Village in Derbyshire, England

Renishaw is a village in the district of North East Derbyshire in England. It is in the civil parish of Eckington.

Renishaw lies on the A6135 road between the villages of Eckington and Barlborough. To the west is a section of the Trans Pennine Trail long distance footpath which runs along a former railway line. Adjacent to this is the route of the Chesterfield Canal which passes along the edge of the village. The canal is being restored in stages, with this section having some clearance work done in preparation for the section from Staveley to the south being reinstated. While Renishaw is the name for the village as a whole, in respect of the group of roads that lie south of the A6135, in the section of the highway that is locally named as Main Road (between Hague Lane (B6419) and Emmett Carr Lane), that part is named Emmett Carr.

To the northwest of the village is Renishaw Hall, a country house belonging to the Sitwell family, who were owners of the local iron foundry before it was nationalised.
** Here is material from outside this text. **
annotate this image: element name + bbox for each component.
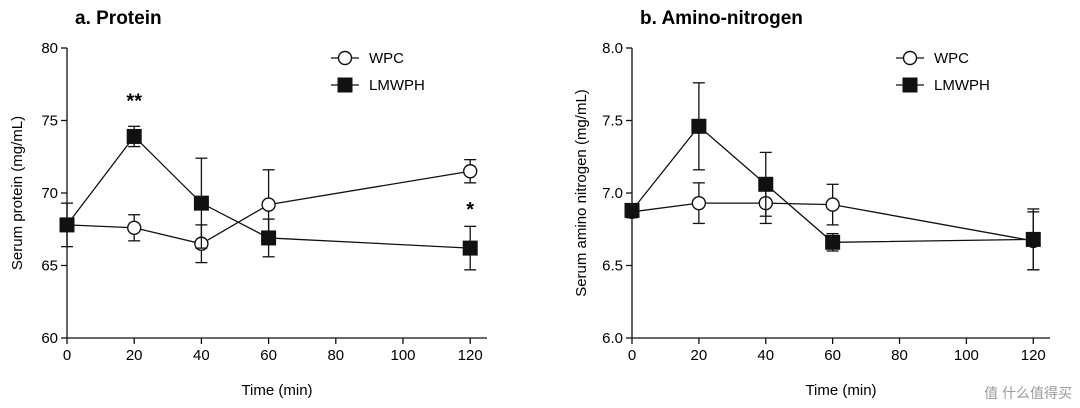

The Sitwell estate was occupied in part by Renishaw Park Golf course which closed in winter 2023 due to financial difficulties. Renishaw Ironworks, founded by the 17th-century ironmaster George Sitwell, was the main employer in the village for many years before its closure in the 1990s, when British Steel plc closed down non-core parts of its business. The site is now part business park and part housing estate. The other main employer in the area was the coalmining industry, as the area had several pits some of which originally supplied the iron works.

The route of the Midland Railway from Chesterfield to Sheffield passed the village in the valley to the west, before the direct route through Dronfield and the Bradway Tunnel to the Sheffield was built. This route was the North Midland Railway from Derby to Leeds.